Not a hole that worms live in, but the kind that spaceships use to bounce around the galaxy. Science Daily explains how Spanish scientists have created a wormhole in the lab:
Scientists in the Department of Physics at the Universitat Autònoma de Barcelona have designed and created in the laboratory the first experimental ‘wormhole’ that can connect two regions of space magnetically. This consists of a tunnel that transfers the magnetic field from one point to the other while keeping it undetectable — invisible — all the way.
The researchers used metamaterials and metasurfaces to build the tunnel experimentally, so that the magnetic field from a source, such as a magnet or a an electromagnet, appears at the other end of the ‘wormhole’ as an isolated magnetic monopole. This result is strange enough in itself, as magnetic monopoles — magnets with only one pole, whether north or south — do not exist in nature. The overall effect is that of a magnetic field that appears to travel from one point to another through a dimension that lies outside the conventional three dimensions.

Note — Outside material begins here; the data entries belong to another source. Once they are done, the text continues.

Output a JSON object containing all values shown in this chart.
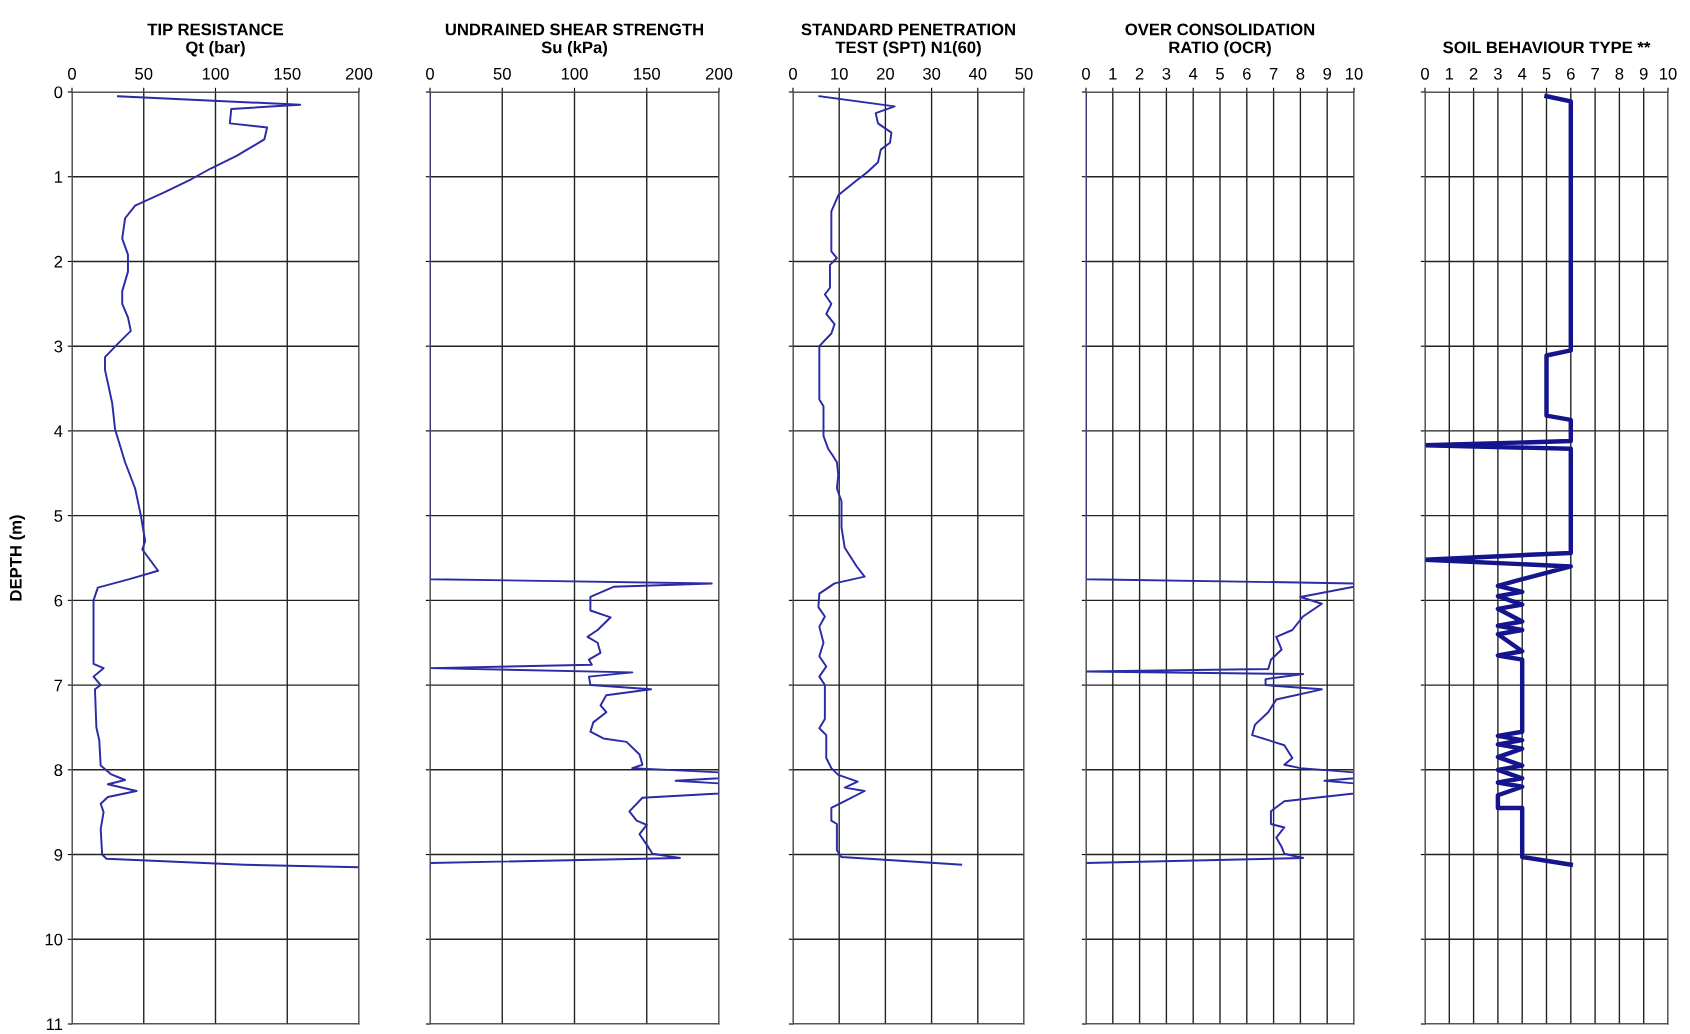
{
  "chart_data": [
    {
      "type": "line",
      "orientation": "horizontal",
      "title": "TIP RESISTANCE\nQt (bar)",
      "ylabel": "DEPTH (m)",
      "xlim": [
        0,
        200
      ],
      "xticks": [
        0,
        50,
        100,
        150,
        200
      ],
      "ylim": [
        11,
        0
      ],
      "yticks": [
        0,
        1,
        2,
        3,
        4,
        5,
        6,
        7,
        8,
        9,
        10,
        11
      ],
      "grid": true,
      "series": [
        {
          "color": "#2b2ba6",
          "x": [
            0.05,
            0.15,
            0.2,
            0.37,
            0.42,
            0.56,
            0.68,
            0.75,
            0.9,
            1.03,
            1.18,
            1.34,
            1.49,
            1.73,
            1.92,
            2.12,
            2.35,
            2.5,
            2.66,
            2.82,
            2.97,
            3.13,
            3.28,
            3.67,
            3.98,
            4.37,
            4.68,
            5.0,
            5.3,
            5.4,
            5.65,
            5.75,
            5.85,
            6.0,
            6.75,
            6.8,
            6.9,
            7.0,
            7.05,
            7.5,
            7.65,
            7.95,
            8.05,
            8.12,
            8.17,
            8.25,
            8.32,
            8.4,
            8.5,
            8.7,
            9.0,
            9.05,
            9.12,
            9.15
          ],
          "values": [
            32,
            159,
            111,
            110,
            136,
            134,
            122,
            115,
            97,
            83,
            65,
            44,
            37,
            35,
            39,
            39,
            35,
            35,
            39,
            41,
            32,
            23,
            23,
            28,
            30,
            37,
            44,
            48,
            51,
            49,
            60,
            40,
            18,
            15,
            15,
            22,
            15,
            20,
            16,
            17,
            19,
            20,
            27,
            37,
            25,
            45,
            25,
            20,
            22,
            20,
            21,
            24,
            120,
            200
          ]
        }
      ]
    },
    {
      "type": "line",
      "orientation": "horizontal",
      "title": "UNDRAINED SHEAR STRENGTH\nSu (kPa)",
      "xlim": [
        0,
        200
      ],
      "xticks": [
        0,
        50,
        100,
        150,
        200
      ],
      "ylim": [
        11,
        0
      ],
      "yticks": [
        0,
        1,
        2,
        3,
        4,
        5,
        6,
        7,
        8,
        9,
        10,
        11
      ],
      "grid": true,
      "tick_labels": "x",
      "series": [
        {
          "color": "#2b2ba6",
          "x": [
            0,
            5.75,
            5.8,
            5.84,
            5.96,
            6.12,
            6.2,
            6.35,
            6.43,
            6.5,
            6.62,
            6.7,
            6.76,
            6.8,
            6.85,
            6.9,
            7.0,
            7.05,
            7.12,
            7.24,
            7.32,
            7.44,
            7.55,
            7.63,
            7.67,
            7.82,
            7.94,
            7.98,
            8.03,
            8.1,
            8.13,
            8.16,
            8.28,
            8.33,
            8.49,
            8.6,
            8.65,
            8.76,
            8.91,
            8.99,
            9.04,
            9.1,
            9.15
          ],
          "values": [
            0,
            0,
            195,
            127,
            111,
            111,
            125,
            116,
            109,
            116,
            118,
            110,
            112,
            0,
            140,
            110,
            111,
            153,
            122,
            118,
            122,
            113,
            111,
            120,
            136,
            145,
            147,
            140,
            200,
            200,
            170,
            200,
            200,
            147,
            138,
            143,
            150,
            145,
            151,
            154,
            173,
            0,
            0
          ]
        }
      ]
    },
    {
      "type": "line",
      "orientation": "horizontal",
      "title": "STANDARD PENETRATION\nTEST (SPT) N1(60)",
      "xlim": [
        0,
        50
      ],
      "xticks": [
        0,
        10,
        20,
        30,
        40,
        50
      ],
      "ylim": [
        11,
        0
      ],
      "yticks": [
        0,
        1,
        2,
        3,
        4,
        5,
        6,
        7,
        8,
        9,
        10,
        11
      ],
      "grid": true,
      "tick_labels": "x",
      "series": [
        {
          "color": "#2b2ba6",
          "x": [
            0.05,
            0.17,
            0.25,
            0.37,
            0.48,
            0.6,
            0.68,
            0.83,
            0.95,
            1.06,
            1.22,
            1.41,
            1.88,
            1.96,
            2.04,
            2.31,
            2.39,
            2.5,
            2.62,
            2.74,
            2.85,
            3.0,
            3.63,
            3.71,
            4.06,
            4.21,
            4.29,
            4.37,
            4.52,
            4.68,
            4.83,
            5.14,
            5.38,
            5.6,
            5.72,
            5.8,
            5.92,
            6.08,
            6.19,
            6.31,
            6.5,
            6.66,
            6.78,
            6.9,
            7.0,
            7.4,
            7.51,
            7.59,
            7.86,
            7.98,
            8.06,
            8.14,
            8.21,
            8.25,
            8.37,
            8.45,
            8.6,
            8.64,
            8.95,
            9.03,
            9.12
          ],
          "values": [
            5.7,
            22,
            17.9,
            18.4,
            21.3,
            21,
            19,
            18.4,
            16,
            13.4,
            9.8,
            8.3,
            8.3,
            9.5,
            8,
            8,
            6.9,
            8.3,
            7.2,
            9,
            8.3,
            5.7,
            5.7,
            6.6,
            6.6,
            7.6,
            8.6,
            9.5,
            9.8,
            9.5,
            10.5,
            10.5,
            11.2,
            13.8,
            15.5,
            9,
            5.7,
            5.5,
            6.9,
            5.7,
            6.6,
            5.7,
            7.2,
            5.7,
            6.9,
            6.9,
            5.7,
            7.2,
            7.2,
            8.3,
            9.8,
            14,
            11.2,
            15.5,
            11.2,
            8.3,
            8.3,
            9.5,
            9.5,
            10.5,
            36.4
          ]
        }
      ]
    },
    {
      "type": "line",
      "orientation": "horizontal",
      "title": "OVER CONSOLIDATION\nRATIO (OCR)",
      "xlim": [
        0,
        10
      ],
      "xticks": [
        0,
        1,
        2,
        3,
        4,
        5,
        6,
        7,
        8,
        9,
        10
      ],
      "ylim": [
        11,
        0
      ],
      "yticks": [
        0,
        1,
        2,
        3,
        4,
        5,
        6,
        7,
        8,
        9,
        10,
        11
      ],
      "grid": true,
      "tick_labels": "x",
      "series": [
        {
          "color": "#2b2ba6",
          "x": [
            0,
            5.75,
            5.8,
            5.84,
            5.96,
            6.04,
            6.19,
            6.35,
            6.43,
            6.58,
            6.7,
            6.81,
            6.84,
            6.87,
            6.93,
            7.0,
            7.05,
            7.17,
            7.32,
            7.47,
            7.59,
            7.67,
            7.71,
            7.86,
            7.94,
            7.98,
            8.03,
            8.1,
            8.13,
            8.16,
            8.28,
            8.37,
            8.49,
            8.64,
            8.68,
            8.8,
            8.91,
            8.99,
            9.04,
            9.1
          ],
          "values": [
            0,
            0,
            10,
            10,
            8,
            8.8,
            8.1,
            7.7,
            7.1,
            7.3,
            6.9,
            6.8,
            0,
            8.1,
            6.7,
            6.7,
            8.8,
            7.1,
            6.8,
            6.3,
            6.2,
            7,
            7.4,
            7.7,
            7.4,
            8,
            10,
            10,
            8.9,
            10,
            10,
            7.4,
            6.9,
            6.9,
            7.4,
            7.1,
            7.3,
            7.4,
            8.1,
            0
          ]
        }
      ]
    },
    {
      "type": "line",
      "orientation": "horizontal",
      "title": "SOIL BEHAVIOUR TYPE **",
      "xlim": [
        0,
        10
      ],
      "xticks": [
        0,
        1,
        2,
        3,
        4,
        5,
        6,
        7,
        8,
        9,
        10
      ],
      "ylim": [
        11,
        0
      ],
      "yticks": [
        0,
        1,
        2,
        3,
        4,
        5,
        6,
        7,
        8,
        9,
        10,
        11
      ],
      "grid": true,
      "tick_labels": "x",
      "series": [
        {
          "color": "#14148c",
          "x": [
            0.05,
            0.11,
            3.05,
            3.11,
            3.82,
            3.87,
            4.12,
            4.17,
            4.21,
            5.44,
            5.52,
            5.6,
            5.75,
            5.83,
            5.9,
            5.95,
            6.05,
            6.1,
            6.25,
            6.3,
            6.35,
            6.4,
            6.6,
            6.65,
            6.7,
            7.55,
            7.6,
            7.65,
            7.7,
            7.75,
            7.85,
            7.95,
            8.0,
            8.1,
            8.15,
            8.2,
            8.3,
            8.45,
            8.45,
            9.03,
            9.12
          ],
          "values": [
            5,
            6,
            6,
            5,
            5,
            6,
            6,
            0,
            6,
            6,
            0,
            6,
            4,
            3,
            4,
            3,
            4,
            3,
            4,
            3,
            4,
            3,
            4,
            3,
            4,
            4,
            3,
            4,
            3,
            4,
            3,
            4,
            3,
            4,
            3,
            4,
            3,
            3,
            4,
            4,
            6
          ]
        }
      ]
    }
  ]
}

The ‘wormhole’ in this experiment is a sphere made of different layers: an external layer with a ferromagnetic surface, a second inner layer, made of superconducting material, and a ferromagnetic sheet rolled into a cylinder that crosses the sphere from one end to the other. The sphere is made in such a way as to be magnetically undetectable — invisible, in magnetic field terms — from the exterior.
The magnetic wormhole is an analogy of gravitational ones, as it “changes the topology of space, as if the inner region has been magnetically erased from space,” explains Àlvar Sánchez, the lead researcher.
I’m not sure I understand how “magnetic invisibility” equals “erased from space,” but I’ll go with this one.